If it was summer time and hot outside, then I bet your engine temp would raise while stop. But when you start driving again it would come back down. 

If it was a thermostat problem, then you would barely have any heat or no heat at all. 
Because when the thermostat fails it fails open allowing the coolant to flow freely. There for it does not get warm.


----------



## Nodakhtr (Jan 15, 2013)

I would take the thermostate out and see if that makes a difference first, that would cost you nothing.

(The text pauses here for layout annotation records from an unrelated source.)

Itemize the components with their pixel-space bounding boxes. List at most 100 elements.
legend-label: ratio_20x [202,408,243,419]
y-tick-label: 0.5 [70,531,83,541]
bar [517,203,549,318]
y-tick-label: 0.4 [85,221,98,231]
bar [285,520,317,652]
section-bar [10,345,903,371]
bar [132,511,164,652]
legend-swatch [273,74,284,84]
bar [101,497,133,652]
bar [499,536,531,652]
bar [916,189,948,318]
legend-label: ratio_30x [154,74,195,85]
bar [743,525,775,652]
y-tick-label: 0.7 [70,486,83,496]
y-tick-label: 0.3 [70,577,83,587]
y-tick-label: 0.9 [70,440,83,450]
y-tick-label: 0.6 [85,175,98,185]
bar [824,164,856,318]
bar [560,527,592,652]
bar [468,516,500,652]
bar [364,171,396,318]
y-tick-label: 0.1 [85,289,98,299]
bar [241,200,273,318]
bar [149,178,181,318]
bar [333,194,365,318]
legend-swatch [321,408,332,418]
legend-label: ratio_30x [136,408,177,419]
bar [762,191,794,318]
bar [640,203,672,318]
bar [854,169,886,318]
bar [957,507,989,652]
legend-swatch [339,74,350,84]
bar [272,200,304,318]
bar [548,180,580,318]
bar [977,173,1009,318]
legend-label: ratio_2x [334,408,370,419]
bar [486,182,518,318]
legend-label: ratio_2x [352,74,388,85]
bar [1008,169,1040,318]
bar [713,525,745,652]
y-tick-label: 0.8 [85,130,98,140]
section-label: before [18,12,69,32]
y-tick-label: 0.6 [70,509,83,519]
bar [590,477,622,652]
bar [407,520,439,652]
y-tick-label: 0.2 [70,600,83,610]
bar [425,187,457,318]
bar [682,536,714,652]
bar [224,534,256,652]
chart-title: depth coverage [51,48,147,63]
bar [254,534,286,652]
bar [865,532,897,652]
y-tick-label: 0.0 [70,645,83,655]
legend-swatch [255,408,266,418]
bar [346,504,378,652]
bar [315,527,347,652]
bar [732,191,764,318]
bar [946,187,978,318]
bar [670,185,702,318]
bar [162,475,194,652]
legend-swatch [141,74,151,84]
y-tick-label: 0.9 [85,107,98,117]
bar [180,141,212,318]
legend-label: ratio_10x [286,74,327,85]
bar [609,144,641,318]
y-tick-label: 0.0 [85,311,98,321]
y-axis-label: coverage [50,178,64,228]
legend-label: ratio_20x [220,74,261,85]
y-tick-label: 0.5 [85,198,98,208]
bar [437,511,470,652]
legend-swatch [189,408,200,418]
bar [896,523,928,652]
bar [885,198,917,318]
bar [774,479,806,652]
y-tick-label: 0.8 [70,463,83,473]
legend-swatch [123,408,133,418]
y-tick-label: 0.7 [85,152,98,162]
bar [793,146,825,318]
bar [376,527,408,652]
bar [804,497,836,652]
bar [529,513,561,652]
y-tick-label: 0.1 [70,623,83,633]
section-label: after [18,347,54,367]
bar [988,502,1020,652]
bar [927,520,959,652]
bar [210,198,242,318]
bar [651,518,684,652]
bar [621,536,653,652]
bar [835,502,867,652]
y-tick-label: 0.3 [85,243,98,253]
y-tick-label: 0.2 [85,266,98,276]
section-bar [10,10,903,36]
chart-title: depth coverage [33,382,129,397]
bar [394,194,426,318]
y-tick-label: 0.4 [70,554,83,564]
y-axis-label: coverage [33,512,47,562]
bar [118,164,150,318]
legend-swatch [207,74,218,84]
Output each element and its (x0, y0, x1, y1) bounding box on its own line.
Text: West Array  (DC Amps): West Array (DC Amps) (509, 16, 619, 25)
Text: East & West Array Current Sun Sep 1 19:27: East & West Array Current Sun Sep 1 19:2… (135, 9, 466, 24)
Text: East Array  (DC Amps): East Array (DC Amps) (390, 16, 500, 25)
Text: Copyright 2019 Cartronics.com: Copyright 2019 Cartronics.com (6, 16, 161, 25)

Sometimes those thermostates will only open partially when really hot. Watch you temp gauge, if that themostate is not opening and you have 180 degrees the hot water is not getting to the core.


----------



## Joel/AK (Jan 12, 2013)

With the engine up to temp, touch the heater hoses. Are they both hot, 1 hot, or both cold. Start eliminating things. If only one is hot, its your heater core, if none are hot than its not moving coolant. 


Posted using Outdoor Hub Campfire


----------



## averageguy (Jan 1, 2008)

Joel/AK said:


> With the engine up to temp, touch the heater hoses. Are they both hot, 1 hot, or both cold. Start eliminating things. If only one is hot, its your heater core, if none are hot than its not moving coolant.
> 
> 
> Posted using Outdoor Hub Campfire


 Try above.. Also, some cooling systems have areas that are higher than the cap or fill jug. If air gets trapped it will not purge itself and has to be pulled out using a vaccum tool made for this purpose. This usually happens when the system has been emptied for some type of service, like changing a water pump, thermostat or heater core. My bet is a plugged heater core. My buddies brother changed his water pump, thermostat, radiator and purged the air out and same thing, no heat sitting still or moving slow. Pulled the heater core out and blew out what looked like mud with the air hose. Put in a new one and he had heat.


----------